Monday, September 14, 2009

the day at hand

It is so good to get away—especially somewhere so different. I spent the past week in Fort Worth, Texas and I really loved it. I was there directing Richard Greenberg’s Three Days of Rain for Amphibian Stage at the lovely Sanders Theater. The show runs through September 20th—and I’m really, really proud of it. The actors’ and designers’ work is inspired and truthful, and the whole Amphibian team are a bunch of amazingly hard-working, brilliant and artistic people.
I also got to go to two museums in the past couple days as my schedule opened up-- The Modern and The Kimbell—and those experiences added a hefty serving of joy and inspiration to my already-awesome time here. I was moved by the works of Gerhard Richter, Nicholas Nixon, Philip Haas, Anselm Keifer and Francis Bacon that I saw, but my favorite was the exhibition of William Kentridge’s work at the Modern—and his process of charcoal drawing, erasure and stop-motion animation is a bit of an exploration of many similar themes as the play I was working on… this quote from him is more eloquent than I.

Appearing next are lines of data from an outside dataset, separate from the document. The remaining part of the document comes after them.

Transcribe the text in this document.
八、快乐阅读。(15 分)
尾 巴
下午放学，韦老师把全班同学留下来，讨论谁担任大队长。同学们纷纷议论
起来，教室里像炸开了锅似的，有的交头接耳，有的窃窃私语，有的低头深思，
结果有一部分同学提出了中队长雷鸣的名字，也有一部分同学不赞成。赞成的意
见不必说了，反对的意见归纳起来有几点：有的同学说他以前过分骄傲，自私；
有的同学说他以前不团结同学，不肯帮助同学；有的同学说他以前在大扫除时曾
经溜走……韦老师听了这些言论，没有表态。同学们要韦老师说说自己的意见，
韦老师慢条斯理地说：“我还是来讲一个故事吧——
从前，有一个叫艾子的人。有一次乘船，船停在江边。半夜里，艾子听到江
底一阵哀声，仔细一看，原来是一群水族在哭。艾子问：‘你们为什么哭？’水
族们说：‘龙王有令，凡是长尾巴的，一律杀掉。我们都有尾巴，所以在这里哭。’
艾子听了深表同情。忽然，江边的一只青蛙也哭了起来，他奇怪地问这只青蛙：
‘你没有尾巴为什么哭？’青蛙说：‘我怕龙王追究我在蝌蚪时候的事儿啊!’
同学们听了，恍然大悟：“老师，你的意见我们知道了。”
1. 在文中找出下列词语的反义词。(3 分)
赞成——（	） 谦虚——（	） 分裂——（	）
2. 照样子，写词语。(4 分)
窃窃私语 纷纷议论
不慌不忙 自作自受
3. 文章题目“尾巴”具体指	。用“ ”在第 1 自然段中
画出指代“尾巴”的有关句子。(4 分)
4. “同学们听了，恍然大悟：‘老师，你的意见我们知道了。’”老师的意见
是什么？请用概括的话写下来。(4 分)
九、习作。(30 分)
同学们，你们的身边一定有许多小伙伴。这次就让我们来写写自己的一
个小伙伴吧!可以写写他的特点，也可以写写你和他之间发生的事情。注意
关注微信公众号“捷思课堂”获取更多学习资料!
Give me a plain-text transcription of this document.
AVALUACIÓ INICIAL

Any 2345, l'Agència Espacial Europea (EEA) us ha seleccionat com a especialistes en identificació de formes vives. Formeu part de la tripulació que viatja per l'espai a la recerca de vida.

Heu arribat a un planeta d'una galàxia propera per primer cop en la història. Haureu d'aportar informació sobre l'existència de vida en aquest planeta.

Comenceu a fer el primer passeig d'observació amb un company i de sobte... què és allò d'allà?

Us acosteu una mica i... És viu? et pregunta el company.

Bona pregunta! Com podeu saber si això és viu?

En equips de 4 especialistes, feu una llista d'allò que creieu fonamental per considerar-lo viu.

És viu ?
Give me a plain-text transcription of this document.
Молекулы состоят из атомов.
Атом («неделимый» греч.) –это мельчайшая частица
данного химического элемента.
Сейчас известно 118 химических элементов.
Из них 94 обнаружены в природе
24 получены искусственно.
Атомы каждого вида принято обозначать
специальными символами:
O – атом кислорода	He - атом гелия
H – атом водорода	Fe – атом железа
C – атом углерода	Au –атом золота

“The final state of each drawing becomes a record of this painstaking process of erasure and addition—a palimpsest evocative of the emotional tension between forgetting and remembering. The making of each film was a rediscovery of what each film was. A first image, phrase or idea would justify itself in the unfolding of images, prases, and ideas spawned by the work as it progressed. The imperfect erasures of the successive stages of each drawing become a record of the progress of an idea and the passage of time. The smudges of erasure thicken in the film, but they also serve as a record of the days and months spent making the film—a record in slow-motion.”
It was especially resonant because I have vivid recollections of going to see the 2000 exhibition of his work at the New Museum in NY. The drawings and films had a profound impact on me, for their artistry, and also for his subtle but potent scrutiny of socio-political events close to him; namely, apartheid in his home of South Africa.
For me making a play is much like building a relationship with a person or with a work of art or literature. It takes some time to connect, there may be false-starts, missed connections and so on, but gradually, a bond is forged and intimacy follows. Something grows where once there was nothing. For a time it is all-consuming and then, often too quickly, it is over. The thing, the convergence exists only in memory. As the Walker character describes in Three Days of Rain, it is still there. “Old things scraped away to reveal older things, like a palimpsest, or pentimento.” I do not type the words without hearing Caleb Scott (the actor from my production) saying them.